Expressions should not be confused with statements: an expression has a value with can be returned through evaluation, whereas statements just execute themselves and change the computer state (mainly memory and IO). For instance, 2+2 is an expression which evaluates to 4, but four=2+2 is a statement, which sets the value of variable four but has no value itself.

Number constants
A number is represented by an AST with tag Number and the number value as its sole child. For instance, 6 is represented by `Number 610.

String constants
A string is represented by an AST with tag String and the string as its sole child. For instance, "foobar" is represented by:
`String "foobar".

Variable names
A variable identifier is represented by an AST with tag Id and the number value as its sole child. For instance, variable foobar is represented by `Id "foobar".

Other atomic values
Here are the translations of other keyword-based atomic values:
  • nil is encoded as `Nil11;
  • false is encoded as `False;
  • true is encoded as `True;
  • ... is encoded as `Dots.
Table constructors
A table constructor is encoded as:

`Table{ ( `Pair{ expr expr } | expr )* }

This is a list, tagged with Table, whose elements are either:
  • the AST of an expression, for array-part entries without an explicit associated key;
  • a pair of expression AST, tagged with Pair: the first expression AST represents a key, and the second represents the value associated to this key.
Examples
  • The empty table { } is represented as `Table{ };

  • {1, 2, "a"} is represented as:
    `Table{ `Number 1, `Number 2, `String "a" };

  • {x=1, y=2} is syntax sugar for {["x"]=1, ["y"]=2}, and is represented by `Table{ `Pair{ `String "x", `Number 1 }, `Pair{ `String "y", `Number 2} };

  • indexed and non-indexed entries can be mixed: { 1, [100]="foo", 3} is represented as `Table{ `Number 1, `Pair{ `Number 100, `String "foo"}, `Number 3 };
Binary Operators
Binary operations are represented by `Op{ operator, left, right}, where operator is a the operator's name as one of the strings below, left is the AST of the left operand, and right the AST of the right operand.
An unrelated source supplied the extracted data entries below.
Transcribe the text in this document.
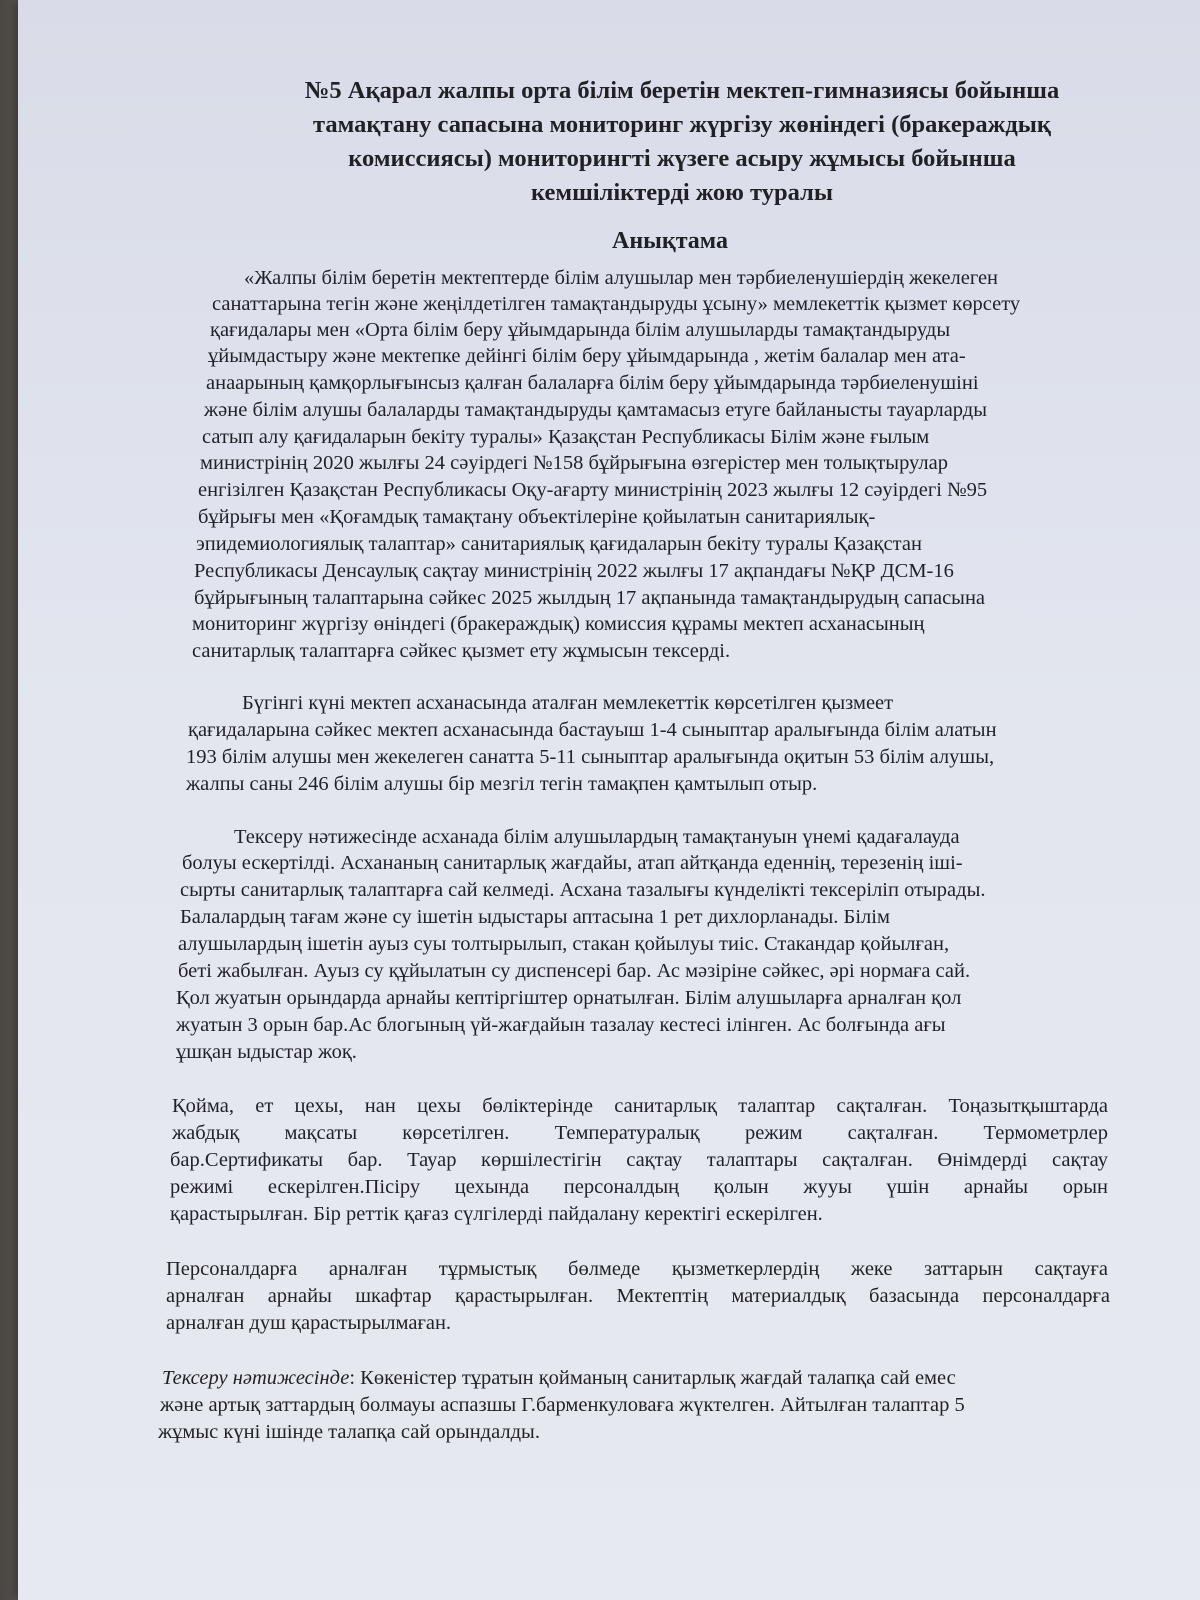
№5 Ақарал жалпы орта білім беретін мектеп-гимназиясы бойынша
тамақтану сапасына мониторинг жүргізу жөніндегі (бракераждық
комиссиясы) мониторингті жүзеге асыру жұмысы бойынша
кемшіліктерді жою туралы
Анықтама
«Жалпы білім беретін мектептерде білім алушылар мен тәрбиеленушіердің жекелеген
санаттарына тегін және жеңілдетілген тамақтандыруды ұсыну» мемлекеттік қызмет көрсету
қағидалары мен «Орта білім беру ұйымдарында білім алушыларды тамақтандыруды
ұйымдастыру және мектепке дейінгі білім беру ұйымдарында , жетім балалар мен ата-
анаарының қамқорлығынсыз қалған балаларға білім беру ұйымдарында тәрбиеленушіні
және білім алушы балаларды тамақтандыруды қамтамасыз етуге байланысты тауарларды
сатып алу қағидаларын бекіту туралы» Қазақстан Республикасы Білім және ғылым
министрінің 2020 жылғы 24 сәуірдегі №158 бұйрығына өзгерістер мен толықтырулар
енгізілген Қазақстан Республикасы Оқу-ағарту министрінің 2023 жылғы 12 сәуірдегі №95
бұйрығы мен «Қоғамдық тамақтану объектілеріне қойылатын санитариялық-
эпидемиологиялық талаптар» санитариялық қағидаларын бекіту туралы Қазақстан
Республикасы Денсаулық сақтау министрінің 2022 жылғы 17 ақпандағы №ҚР ДСМ-16
бұйрығының талаптарына сәйкес 2025 жылдың 17 ақпанында тамақтандырудың сапасына
мониторинг жүргізу өніндегі (бракераждық) комиссия құрамы мектеп асханасының
санитарлық талаптарға сәйкес қызмет ету жұмысын тексерді.
Бүгінгі күні мектеп асханасында аталған мемлекеттік көрсетілген қызмеет
қағидаларына сәйкес мектеп асханасында бастауыш 1-4 сыныптар аралығында білім алатын
193 білім алушы мен жекелеген санатта 5-11 сыныптар аралығында оқитын 53 білім алушы,
жалпы саны 246 білім алушы бір мезгіл тегін тамақпен қамтылып отыр.
Тексеру нәтижесінде асханада білім алушылардың тамақтануын үнемі қадағалауда
болуы ескертілді. Асхананың санитарлық жағдайы, атап айтқанда еденнің, терезенің іші-
сырты санитарлық талаптарға сай келмеді. Асхана тазалығы күнделікті тексеріліп отырады.
Балалардың тағам және су ішетін ыдыстары аптасына 1 рет дихлорланады. Білім
алушылардың ішетін ауыз суы толтырылып, стакан қойылуы тиіс. Стакандар қойылған,
беті жабылған. Ауыз су құйылатын су диспенсері бар. Ас мәзіріне сәйкес, әрі нормаға сай.
Қол жуатын орындарда арнайы кептіргіштер орнатылған. Білім алушыларға арналған қол
жуатын 3 орын бар.Ас блогының үй-жағдайын тазалау кестесі ілінген. Ас болғында ағы
ұшқан ыдыстар жоқ.
Қойма, ет цехы, нан цехы бөліктерінде санитарлық талаптар сақталған. Тоңазытқыштарда
жабдық мақсаты көрсетілген. Температуралық режим сақталған. Термометрлер
бар.Сертификаты бар. Тауар көршілестігін сақтау талаптары сақталған. Өнімдерді сақтау
режимі ескерілген.Пісіру цехында персоналдың қолын жууы үшін арнайы орын
қарастырылған. Бір реттік қағаз сүлгілерді пайдалану керектігі ескерілген.
Персоналдарға арналған тұрмыстық бөлмеде қызметкерлердің жеке заттарын сақтауға
арналған арнайы шкафтар қарастырылған. Мектептің материалдық базасында персоналдарға
арналған душ қарастырылмаған.
Тексеру нәтижесінде: Көкеністер тұратын қойманың санитарлық жағдай талапқа сай емес
және артық заттардың болмауы аспазшы Г.барменкуловаға жүктелген. Айтылған талаптар 5
жұмыс күні ішінде талапқа сай орындалды.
The following table associates a Lua operator to its AST name:
Op. AST Op. AST Op. AST Op. AST
+ "add" - "sub" * "mul" / "div"
% "mod" ^ "pow" .. "concat" == "eq"
< "lt" <= "le" and "and" or "or"

Operator names are the sames as the corresponding Lua metatable entry, without the prefix "_ _". There are no operator for operators ~=, >= and >: they can be simulated by swapping the arguments of <= and <, or adding a not to operator ==.

Examples
  • 2+2 is represented as `Op{ 'add', `Number 2, `Number 2 };
  • 1+2*3 is represented as:
    `Op{ 'add', `Number 1, 
         `Op{ 'mul', `Number 2, `Number 3 } }
    
  • (1+2)*3 is represented as:
    `Op{ 'mul, `Op{ 'add', `Number 1, `Number 2 },
         `Number 3 } }
    
    `Op{ 'mul', `Op{ 'add', `Number 1, `Number 2 }, `Number 3 }
  • x>=1 and x<42 is represented as:
    `Op{ 'and', `Op{ 'le', `Number  1, `Id "x" },
                `Op{ 'lt', `Id "x", `Number 42 } }
    
    
Unary Operators
Unary operations are similar to binary operators, except that they only take the AST of one subexression. The following table associates a Lua unary operator to its AST:
Op. AST Op. AST Op. AST
- "unm" # "len" not "not"

Examples
  • -x is represented as `Op{ 'unm', `Id "x" };
  • -(1+2) is represented as:
    `Op{ 'unm', `Op{ 'add', `Number 1, `Number 2 } }
  • #x is represented as `Op{ 'len', `Id "x" }
Indexed access
They are represented by an AST with tag Index, the table's AST as first child, and the key's AST as second child.

Examples
  • x[3] is represented as `Index{ `Id "x", `Number 3 };
  • x[3][5] is represented as:
    `Index{ `Index{ `Id "x", `Number 3 }, `Number 5 }
  • x.y is syntax sugar for x["y"], and is represented as:
    `Index{ `Id "x", `String "y" }
Notice that index AST can also appear as left-hand side of assignments, as shall be shown in the subsection dedicated to statements.

Function call
Function call AST have the tag Call, the called function's AST as first child, and its arguments as remaining children.

Examples
  • f() is represented as `Call{ `Id "f" };
  • f(x, 1) is represented as `Call{ `Id "f", `Id "x", `Number 1 };
  • f(x, ...) is represented as `Call{ `Id "f", `Id "x", `Dots }.
Notice that function calls can be used as expressions, but also as statements.

Method invocation
Method invocation AST have the tag Invoke, the object's AST as first child, the string name of the method as a second child, and the arguments as remaining children.

Examples
  • o:f() is represented as `Invoke{ `Id "o", String "f" };
  • o:f(x, 1) is represented as:
    `Invoke{ `Id "o", `String "f", `Id "x", `Number 1 };
  • o:f(x, ...) is represented as:
    `Invoke{ `Id "o", `String "f", `Id "x", `Dots };
Notice that method invocations can be used as expressions, but also as statements. Notice also that ``function o:m (x) return x end'' is not a method invocation, but syntax sugar for statement ``o["f"] = function (self, x) return x end''. See the paragraph about assignment in statements subsection for its AST representation.

Function definition
A function definition consists of a list of parameters and a block of statements. The parameter list, which can be empty, contains only variable names, represented by their `Id{...} AST, except for the last element of the list, which can also be a dots AST `Dots (to indicate that the function is a vararg function).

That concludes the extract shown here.